Overall, only seven of the 42 companies, 17%, entirely met the tool’s standards for transparency and sharing data. Smaller companies are particularly opaque, according to the study.
“The non-large pharmaceutical companies are dragging down the sector, often failing to meet federal reporting requirements, much less voluntary standards,” said Jennifer Miller, assistant professor at Yale School of Medicine, founder of Bioethics International—a nonprofit advocate for patient-centered medical innovation—and co-author of the study.
“The lack of transparency is a problem because access to robust clinical-trial data supports patient care and good science,” she added. “Full transparency allows scientists to learn from previous work and prevents people from being exposed to unnecessary experiments.”
Only 25% of large pharmaceutical companies fully met the data sharing measure – says the BMJ study
In a 2019 study using the transparency scorecard, 25% of companies fully met the standards, which include registering clinical trials, sharing data and study protocol publicly, and annually reporting requests for data. After companies received a 30-day window to improve their scores, the proportion of those meeting the standard rose to 33%.
While 17% of companies achieved perfect scores, the assessment also found that 58% of the companies had publicly available results for all patient trials, 42% fully complied with federal reporting laws, and 26% fully met the scorecard’s data-sharing measure.

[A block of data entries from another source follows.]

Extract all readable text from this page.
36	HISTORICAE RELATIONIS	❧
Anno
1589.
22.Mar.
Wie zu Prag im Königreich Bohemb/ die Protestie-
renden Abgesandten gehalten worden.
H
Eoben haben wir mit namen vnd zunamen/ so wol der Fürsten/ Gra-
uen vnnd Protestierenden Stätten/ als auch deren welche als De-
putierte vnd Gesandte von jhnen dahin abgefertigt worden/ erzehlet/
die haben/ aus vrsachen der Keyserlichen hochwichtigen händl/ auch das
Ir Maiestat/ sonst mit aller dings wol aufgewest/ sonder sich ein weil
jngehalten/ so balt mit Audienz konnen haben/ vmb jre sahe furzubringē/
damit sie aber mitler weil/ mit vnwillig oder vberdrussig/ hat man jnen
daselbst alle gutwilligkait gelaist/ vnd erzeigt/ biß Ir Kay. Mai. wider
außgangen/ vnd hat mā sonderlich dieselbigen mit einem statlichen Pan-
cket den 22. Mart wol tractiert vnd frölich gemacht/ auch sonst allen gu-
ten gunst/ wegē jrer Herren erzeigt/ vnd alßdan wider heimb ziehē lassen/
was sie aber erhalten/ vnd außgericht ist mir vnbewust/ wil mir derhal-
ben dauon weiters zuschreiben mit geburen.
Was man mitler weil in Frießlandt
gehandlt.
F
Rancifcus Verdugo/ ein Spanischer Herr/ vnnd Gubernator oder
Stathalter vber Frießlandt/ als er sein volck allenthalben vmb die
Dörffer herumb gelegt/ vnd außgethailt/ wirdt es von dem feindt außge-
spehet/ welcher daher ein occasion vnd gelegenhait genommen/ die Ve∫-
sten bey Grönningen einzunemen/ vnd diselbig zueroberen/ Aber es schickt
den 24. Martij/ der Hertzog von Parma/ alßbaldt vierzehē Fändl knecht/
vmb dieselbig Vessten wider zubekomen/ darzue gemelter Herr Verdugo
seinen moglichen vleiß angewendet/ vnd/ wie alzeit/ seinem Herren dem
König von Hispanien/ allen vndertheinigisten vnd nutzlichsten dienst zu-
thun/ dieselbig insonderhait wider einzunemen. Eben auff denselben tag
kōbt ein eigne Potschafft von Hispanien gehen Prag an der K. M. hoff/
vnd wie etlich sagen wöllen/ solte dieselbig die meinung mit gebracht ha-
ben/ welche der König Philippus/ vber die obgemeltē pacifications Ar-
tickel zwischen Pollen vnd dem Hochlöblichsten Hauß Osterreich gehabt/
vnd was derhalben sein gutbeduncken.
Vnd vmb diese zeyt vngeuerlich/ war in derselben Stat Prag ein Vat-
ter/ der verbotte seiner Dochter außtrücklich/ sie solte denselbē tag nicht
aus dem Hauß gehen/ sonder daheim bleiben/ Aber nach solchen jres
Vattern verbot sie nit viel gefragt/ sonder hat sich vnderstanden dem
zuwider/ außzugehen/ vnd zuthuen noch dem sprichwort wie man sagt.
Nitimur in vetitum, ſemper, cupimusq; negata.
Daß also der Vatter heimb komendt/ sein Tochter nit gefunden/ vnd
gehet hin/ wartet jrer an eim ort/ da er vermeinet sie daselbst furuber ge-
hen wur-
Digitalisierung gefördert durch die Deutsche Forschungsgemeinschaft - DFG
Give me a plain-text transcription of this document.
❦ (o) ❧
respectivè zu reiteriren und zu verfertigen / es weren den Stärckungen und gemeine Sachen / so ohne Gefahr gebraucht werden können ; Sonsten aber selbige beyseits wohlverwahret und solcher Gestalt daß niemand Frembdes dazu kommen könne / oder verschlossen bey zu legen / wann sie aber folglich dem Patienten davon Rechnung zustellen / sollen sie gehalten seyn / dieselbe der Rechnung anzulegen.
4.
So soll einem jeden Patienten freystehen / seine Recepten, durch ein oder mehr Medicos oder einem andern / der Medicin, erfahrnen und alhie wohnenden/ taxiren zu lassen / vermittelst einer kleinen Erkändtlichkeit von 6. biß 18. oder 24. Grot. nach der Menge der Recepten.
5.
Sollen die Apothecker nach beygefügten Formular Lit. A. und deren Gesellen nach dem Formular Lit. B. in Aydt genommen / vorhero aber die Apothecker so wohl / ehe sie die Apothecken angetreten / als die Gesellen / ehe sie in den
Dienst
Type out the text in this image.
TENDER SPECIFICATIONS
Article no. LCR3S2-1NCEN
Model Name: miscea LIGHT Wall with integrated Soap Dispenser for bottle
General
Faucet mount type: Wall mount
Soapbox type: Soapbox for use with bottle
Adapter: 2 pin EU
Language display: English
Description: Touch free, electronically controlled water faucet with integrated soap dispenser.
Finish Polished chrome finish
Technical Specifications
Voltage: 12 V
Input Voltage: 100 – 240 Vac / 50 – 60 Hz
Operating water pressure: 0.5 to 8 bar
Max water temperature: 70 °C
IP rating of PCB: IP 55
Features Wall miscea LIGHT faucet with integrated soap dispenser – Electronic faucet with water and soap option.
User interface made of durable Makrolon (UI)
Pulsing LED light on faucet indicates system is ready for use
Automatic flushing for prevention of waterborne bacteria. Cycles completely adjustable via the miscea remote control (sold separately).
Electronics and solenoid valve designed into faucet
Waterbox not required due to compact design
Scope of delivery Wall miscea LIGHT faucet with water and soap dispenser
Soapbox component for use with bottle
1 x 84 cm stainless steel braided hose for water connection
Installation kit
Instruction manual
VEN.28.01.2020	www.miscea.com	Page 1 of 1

The study authors found it feasible to develop a tool to measure data sharing policies and practices among large companies and have an impact in improving company practices. Using this measurement and ranking approach, they found some noteworthy efforts among large companies to share participant level trial data and a willingness by some of the companies to improve their policies when needed.
They also found that 26% of the products evaluated had publicly available results for all clinical trials supporting their FDA approval, and 67% had public results for patient trials within six months after their FDA approval.
Non-large companies were less responsive than large companies when offered the 30-day window to fix errors and improve data-sharing practices, the researchers said. Four companies used the opportunity to improve their data-sharing procedures, raising the median data-sharing score for all companies from 60% to 69%.
The transparency discussion has shifted to new terrain: sharing of patient level clinical trial data – The Study says
“It’s not surprising that non-large companies lag behind large as they may have fewer resources and smaller staffs with less compliance experience,” Miller said. “Our findings suggest that large companies may benefit from reviewing the transparency procedures of smaller companies before partnerships, mergers, and acquisitions so they don’t inherit any deficiencies.”
The researchers did notice improvements among large companies between the 2019 study and the latest evaluation. For example, the median data-sharing score for large companies increased from 80% for drugs approved in 2015 to 100% for products approved in 2017.
Other study authors are Sydney Axson, Deborah Lincow, and Cary Gross of Yale; Michelle M. Mellow of Stanford University School of Medicine; and Catherine Yang of the University of Pennsylvania Perelman School of Medicine. (Source: The BMJ).